Research suggests that up to 40% of our daily routine is habitual. From brushing our teeth to the way, we make our coffee, from the routes that we take to and from work, to the way that we organize our desks. All of this has become an intentional, automatic function of our daily lives.
Habits are formed through learning. Often time, an action follows a cue. The alarm clock sounds, we hit snooze. We come home, put our things down, walk to the refrigerator for a bottle of water. We become rigid in this type of routine. When this rigidity is met with uncertainty, it creates a little chaos, so we make sure that this rigidity is always defined.
If going to the same store every morning means we get that particular bagel, then we do not need to worry about what we are going to eat for breakfast. If we go to that store enough to realize that the bagel is always there at 8:15 in the morning, then we train ourselves to be at that store at 8:15 in the morning.

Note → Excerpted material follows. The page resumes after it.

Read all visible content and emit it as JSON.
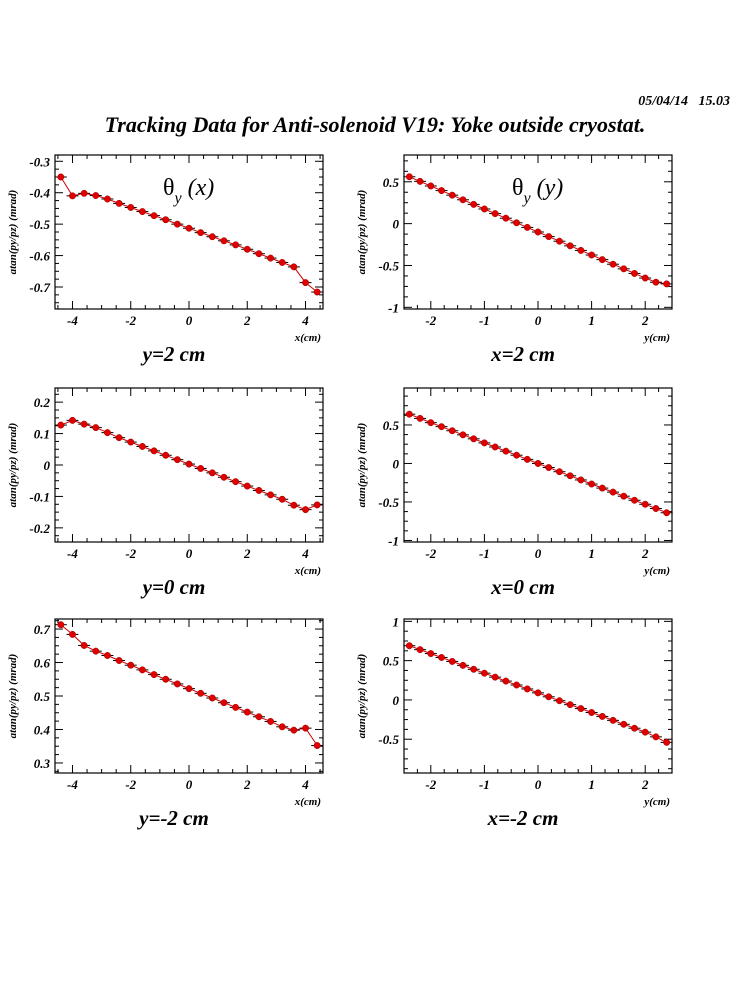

This daily routine of going to the store over time becomes a habit. We know that we will get what we want when we want it, it becomes a process that has become automatic. A lot of times, habits form to reduce the number of decisions we need to make. According to Vincent Carlos, in an article titled, Why So Many Successful People Wear the Same Outfit Every Day,
“every decision you make uses up your mental energy. Just the simple act of thinking about whether you should choose A or B will tire you out and reduce your brainpower. This means that the more decisions you have to make throughout the day, the weaker your decision-making process will become.”
In this article, Carlos goes on to say that successful people like Steve Jobs, Mark Zuckerburg, and others have automated specific tasks throughout their days, to reduce the number of decisions that they need to make during the day. This behavior, although with a specific end-goal in mind, is a habit that was consciously developed.
Our habits define us. They control a large portion of our day.